The lichens are the perfect example of symbiosis. After 150 years of taking the organisms for granted, researchers discovered a third partner in the symbiotic relationship made up by lichens: yeast.
When it comes to lichens, it was believed that they exist as a partnership between an alga or cyanobacteria and a fungus. The scientists discovered a third participant in the mix, yeast, which hid inside the lichen’s cortex.
The study had been conducted by the University of Montana and revealed that the lichens contain basidiomycete which has the purpose of protecting the organisms against predators and microbes.
Even though they tried before, the scientists did not manage to synthesize lichens in the laboratory. The yeasts may also be responsible for the large variety of physical features.

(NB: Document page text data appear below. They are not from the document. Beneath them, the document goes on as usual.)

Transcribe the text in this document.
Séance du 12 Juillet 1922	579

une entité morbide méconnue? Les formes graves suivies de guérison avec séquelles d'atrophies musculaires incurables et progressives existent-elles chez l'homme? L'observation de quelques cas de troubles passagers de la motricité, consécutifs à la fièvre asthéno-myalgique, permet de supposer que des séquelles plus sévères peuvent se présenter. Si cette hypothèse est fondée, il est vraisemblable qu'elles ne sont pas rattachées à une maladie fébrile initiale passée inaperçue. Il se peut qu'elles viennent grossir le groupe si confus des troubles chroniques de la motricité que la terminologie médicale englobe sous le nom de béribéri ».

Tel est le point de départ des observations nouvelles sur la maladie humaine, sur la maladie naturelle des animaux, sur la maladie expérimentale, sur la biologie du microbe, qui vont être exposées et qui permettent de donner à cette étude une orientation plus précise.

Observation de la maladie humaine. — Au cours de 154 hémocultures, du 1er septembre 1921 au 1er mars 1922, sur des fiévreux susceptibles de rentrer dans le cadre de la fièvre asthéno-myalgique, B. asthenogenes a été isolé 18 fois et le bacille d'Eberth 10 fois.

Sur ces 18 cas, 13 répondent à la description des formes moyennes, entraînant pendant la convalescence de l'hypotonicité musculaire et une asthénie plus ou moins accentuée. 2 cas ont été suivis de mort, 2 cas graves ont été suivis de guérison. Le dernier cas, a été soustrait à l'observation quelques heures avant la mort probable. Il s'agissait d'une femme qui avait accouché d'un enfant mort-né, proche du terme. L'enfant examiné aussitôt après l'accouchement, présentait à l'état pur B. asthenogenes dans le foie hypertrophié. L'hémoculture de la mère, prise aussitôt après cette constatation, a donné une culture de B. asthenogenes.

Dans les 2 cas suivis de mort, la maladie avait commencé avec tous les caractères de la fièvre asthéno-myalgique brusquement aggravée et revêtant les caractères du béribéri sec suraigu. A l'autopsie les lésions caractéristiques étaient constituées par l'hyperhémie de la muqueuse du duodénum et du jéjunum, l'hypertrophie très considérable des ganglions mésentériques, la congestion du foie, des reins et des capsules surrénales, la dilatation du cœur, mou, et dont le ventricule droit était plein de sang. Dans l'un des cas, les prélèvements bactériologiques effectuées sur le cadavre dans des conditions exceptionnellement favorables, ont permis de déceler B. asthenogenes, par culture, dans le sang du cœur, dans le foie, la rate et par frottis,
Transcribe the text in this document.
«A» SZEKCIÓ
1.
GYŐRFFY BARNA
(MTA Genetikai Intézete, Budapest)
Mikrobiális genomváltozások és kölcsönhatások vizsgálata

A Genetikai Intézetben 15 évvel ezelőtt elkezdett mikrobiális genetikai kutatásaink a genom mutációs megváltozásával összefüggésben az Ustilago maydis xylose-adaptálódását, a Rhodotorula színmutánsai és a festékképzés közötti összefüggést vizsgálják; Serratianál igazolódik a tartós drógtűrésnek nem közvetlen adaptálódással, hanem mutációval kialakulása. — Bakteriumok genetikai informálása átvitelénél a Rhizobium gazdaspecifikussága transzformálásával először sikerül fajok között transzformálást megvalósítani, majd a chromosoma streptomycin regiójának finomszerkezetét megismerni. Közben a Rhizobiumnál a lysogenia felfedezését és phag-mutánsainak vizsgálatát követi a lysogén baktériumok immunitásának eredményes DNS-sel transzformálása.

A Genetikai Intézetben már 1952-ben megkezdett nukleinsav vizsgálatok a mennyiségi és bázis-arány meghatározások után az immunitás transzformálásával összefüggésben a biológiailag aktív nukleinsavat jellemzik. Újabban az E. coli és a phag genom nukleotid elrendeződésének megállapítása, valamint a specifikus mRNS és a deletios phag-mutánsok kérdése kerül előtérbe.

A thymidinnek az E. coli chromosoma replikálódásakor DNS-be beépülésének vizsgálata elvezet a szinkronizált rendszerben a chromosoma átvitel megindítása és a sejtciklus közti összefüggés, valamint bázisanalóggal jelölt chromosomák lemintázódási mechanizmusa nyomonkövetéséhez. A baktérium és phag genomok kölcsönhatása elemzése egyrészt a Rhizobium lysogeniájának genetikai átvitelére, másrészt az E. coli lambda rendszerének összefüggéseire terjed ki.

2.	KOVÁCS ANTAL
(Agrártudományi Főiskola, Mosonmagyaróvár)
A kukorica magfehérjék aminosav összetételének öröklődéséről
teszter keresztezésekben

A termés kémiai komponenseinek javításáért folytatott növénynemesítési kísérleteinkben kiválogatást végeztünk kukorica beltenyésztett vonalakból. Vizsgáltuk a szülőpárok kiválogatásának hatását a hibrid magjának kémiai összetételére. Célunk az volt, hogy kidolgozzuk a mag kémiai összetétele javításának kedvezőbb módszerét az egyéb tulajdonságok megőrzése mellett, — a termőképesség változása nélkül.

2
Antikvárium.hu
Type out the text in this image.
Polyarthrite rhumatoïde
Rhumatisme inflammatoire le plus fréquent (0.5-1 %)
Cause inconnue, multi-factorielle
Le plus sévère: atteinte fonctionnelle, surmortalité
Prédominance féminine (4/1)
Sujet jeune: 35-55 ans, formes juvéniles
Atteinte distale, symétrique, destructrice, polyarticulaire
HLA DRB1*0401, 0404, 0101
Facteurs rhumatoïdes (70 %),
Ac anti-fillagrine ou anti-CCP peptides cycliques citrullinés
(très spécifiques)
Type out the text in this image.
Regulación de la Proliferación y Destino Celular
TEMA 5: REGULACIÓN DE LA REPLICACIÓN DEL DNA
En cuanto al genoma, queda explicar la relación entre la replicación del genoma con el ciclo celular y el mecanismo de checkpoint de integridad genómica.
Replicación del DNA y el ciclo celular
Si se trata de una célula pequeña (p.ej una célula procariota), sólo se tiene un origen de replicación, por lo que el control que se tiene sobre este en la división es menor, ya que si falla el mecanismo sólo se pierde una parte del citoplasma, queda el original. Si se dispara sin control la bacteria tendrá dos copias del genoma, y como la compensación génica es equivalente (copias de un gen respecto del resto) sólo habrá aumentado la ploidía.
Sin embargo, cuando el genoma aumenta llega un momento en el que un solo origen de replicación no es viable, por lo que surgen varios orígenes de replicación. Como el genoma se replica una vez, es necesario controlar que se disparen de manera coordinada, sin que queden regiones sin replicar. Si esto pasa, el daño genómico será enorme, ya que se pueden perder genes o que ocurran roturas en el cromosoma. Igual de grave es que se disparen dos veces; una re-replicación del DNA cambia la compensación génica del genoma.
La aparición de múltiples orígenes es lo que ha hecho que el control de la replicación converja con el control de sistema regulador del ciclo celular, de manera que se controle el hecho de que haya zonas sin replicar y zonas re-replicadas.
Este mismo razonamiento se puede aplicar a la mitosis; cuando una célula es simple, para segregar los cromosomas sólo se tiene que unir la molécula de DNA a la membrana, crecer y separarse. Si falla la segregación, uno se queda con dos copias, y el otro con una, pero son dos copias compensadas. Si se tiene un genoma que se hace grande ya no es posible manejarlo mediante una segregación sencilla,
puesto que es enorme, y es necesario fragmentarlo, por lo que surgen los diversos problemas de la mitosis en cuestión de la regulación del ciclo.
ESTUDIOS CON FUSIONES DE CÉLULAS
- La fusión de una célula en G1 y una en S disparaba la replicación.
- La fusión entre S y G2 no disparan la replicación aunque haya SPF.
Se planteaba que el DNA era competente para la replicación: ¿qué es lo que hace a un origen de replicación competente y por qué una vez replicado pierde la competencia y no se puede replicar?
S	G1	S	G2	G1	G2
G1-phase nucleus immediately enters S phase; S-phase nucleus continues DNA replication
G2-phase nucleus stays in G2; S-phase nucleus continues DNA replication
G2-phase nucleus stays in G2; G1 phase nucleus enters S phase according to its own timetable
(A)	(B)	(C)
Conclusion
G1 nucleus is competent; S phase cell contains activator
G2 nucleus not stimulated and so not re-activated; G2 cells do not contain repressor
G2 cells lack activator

“These yeasts comprise a whole lineage that no one knew existed, and yet they are in a variety of lichens on every continent as a third symbiotic partner. This is an excellent example of how things can be hidden right under our eyes and why it is crucial that we keep studying the microbial world,” said mycologist M. Catherine Aime, leading author of the study.
The first analysis on symbiotic partners was made by the Swiss botanist Simon Schwendener, who explained that some organisms live as a combination of different species that work together. Such was the case with the fungus and the photosynthetic partner. The latter produces food by converting the sun energy and carbon dioxide into sugars. In turn, the fungus offers its partner protection from the environment.
The combination helped lichens to thrive in habitats all over the world, starting from the desert and ending up in the Arctic. They also are the first organisms to live on the ground, which means that the collaboration helped them to evolve.
The yeast may explain why organisms that are genetically identical have distinctive features. For example, Bryoria tortuosa has a yellow color, and it can produce vulpinic acid and Bryoria fremintii is brown and lacks the acid, while both of them are composed of the same fungus and alga.
The researchers believe that it is the yeast that makes the genes express differently.
The study continued with the analysis of 52 genera of lichens, which all proven to have a symbiotic partnership with basidiomycetes.
The organisms had been observed under the microscope for almost two centuries, and yet no one discovered the existence of the yeasts. Even if the microbes have such a long history of science, the researchers still know so little about their role in biological systems.